Steven filed for divorce. The court ordered that Gina would receive this house. Steven was ordered to give Gina a quitclaim deed. This would put the property in Gina’s name alone. While Gina lived in the house, she was to be responsible for the payment of the mortgage, real estate taxes, and expenses of the house. The court said that if Gina was not able to refinance within six months of the divorce, then the house should be sold. Then, the money from the sale would be divided between them.
While the divorce was going on, PNC Bank filed the current foreclosure action. PNC Bank alleged that the first mortgage was in default. It said that the balance due at that time was $506,587.20.
Illinois law states that, ‘Every individual is entitled to a homestead interest in their residence of $15,000’. A creditor cannot take the homestead interest away from you unless you have waived it, or given it away.

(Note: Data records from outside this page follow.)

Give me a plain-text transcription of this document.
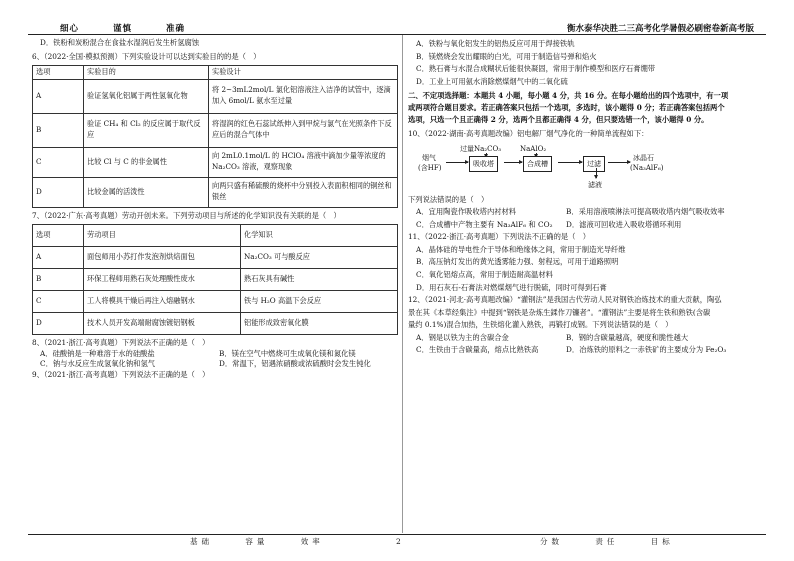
细心	谨慎	准确	衡水泰华决胜二三高考化学暑假必刷密卷新高考版

D．铁粉和炭粉混合在食盐水湿润后发生析氢腐蚀

6、（2022·全国·模拟预测）下列实验设计可以达到实验目的的是（　）

选项	实验目的	实验设计
A	验证氢氧化铝属于两性氢氧化物	将 2~3mL2mol/L 氯化铝溶液注入洁净的试管中，逐滴加入 6mol/L 氨水至过量
B	验证 CH₄ 和 Cl₂ 的反应属于取代反应	将湿润的红色石蕊试纸伸入到甲烷与氯气在光照条件下反应后的混合气体中
C	比较 Cl 与 C 的非金属性	向 2mL0.1mol/L 的 HClO₄ 溶液中滴加少量等浓度的 Na₂CO₃ 溶液，观察现象
D	比较金属的活泼性	向两只盛有稀硫酸的烧杯中分别投入表面积相同的铜丝和银丝

7、（2022·广东·高考真题）劳动开创未来。下列劳动项目与所述的化学知识没有关联的是（　）

选项	劳动项目	化学知识
A	面包师用小苏打作发泡剂烘焙面包	Na₂CO₃ 可与酸反应
B	环保工程师用熟石灰处理酸性废水	熟石灰具有碱性
C	工人将模具干燥后再注入熔融钢水	铁与 H₂O 高温下会反应
D	技术人员开发高端耐腐蚀镀铝钢板	铝能形成致密氧化膜

8、（2021·浙江·高考真题）下列说法不正确的是（　）

A．硅酸钠是一种难溶于水的硅酸盐	B．镁在空气中燃烧可生成氧化镁和氮化镁
C．钠与水反应生成氢氧化钠和氢气	D．常温下，铝遇浓硝酸或浓硫酸时会发生钝化

9、（2021·浙江·高考真题）下列说法不正确的是（　）

A．铁粉与氧化铝发生的铝热反应可用于焊接铁轨

B．镁燃烧会发出耀眼的白光，可用于制造信号弹和焰火

C．熟石膏与水混合成糊状后能很快凝固，常用于制作模型和医疗石膏绷带

D．工业上可用氨水消除燃煤烟气中的二氧化硫

二、不定项选择题：本题共 4 小题，每小题 4 分，共 16 分。在每小题给出的四个选项中，有一项

或两项符合题目要求。若正确答案只包括一个选项，多选时，该小题得 0 分；若正确答案包括两个

选项，只选一个且正确得 2 分，选两个且都正确得 4 分，但只要选错一个，该小题得 0 分。

10、（2022·湖南·高考真题改编）铝电解厂烟气净化的一种简单流程如下：

烟气
(含HF)
过量Na₂CO₃
吸收塔
NaAlO₂
合成槽	过滤
冰晶石
(Na₃AlF₆)
滤液

下列说法错误的是（　）

A．宜用陶瓷作吸收塔内衬材料	B．采用溶液喷淋法可提高吸收塔内烟气吸收效率
C．合成槽中产物主要有 Na₃AlF₆ 和 CO₂	D．滤液可回收进入吸收塔循环利用

11、（2022·浙江·高考真题）下列说法不正确的是（　）

A．晶体硅的导电性介于导体和绝缘体之间，常用于制造光导纤维

B．高压钠灯发出的黄光透雾能力强、射程远，可用于道路照明

C．氧化铝熔点高，常用于制造耐高温材料

D．用石灰石-石膏法对燃煤烟气进行脱硫，同时可得到石膏

12、（2021·河北·高考真题改编）“灌钢法”是我国古代劳动人民对钢铁冶炼技术的重大贡献，陶弘

景在其《本草经集注》中提到“钢铁是杂炼生鍒作刀镰者”。“灌钢法”主要是将生铁和熟铁(含碳

量约 0.1%)混合加热，生铁熔化灌入熟铁，再锻打成钢。下列说法错误的是（　）

A．钢是以铁为主的含碳合金	B．钢的含碳量越高，硬度和脆性越大
C．生铁由于含碳量高，熔点比熟铁高	D．冶炼铁的原料之一赤铁矿的主要成分为 Fe₂O₃
基础	容量	效率	2	分数	责任	目标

The creditor can get a Judgment for the sum due to them, but they cannot take your homestead interest away from you as part of their Judgment.
Nothing in the Court file stated that Gina had any homestead interest. But, the divorce court stated that Gina had a potential equitable interest in the marital home because she was married. Because of the marriage, she had regained the homestead interest that she had signed away.
The Court specifically said that a former spouse does not, as a matter of law, lose her homestead exemption in property because of a divorce decree that gives her an interest in the property but does not address or dispose of the former spouse’s homestead interest in the property.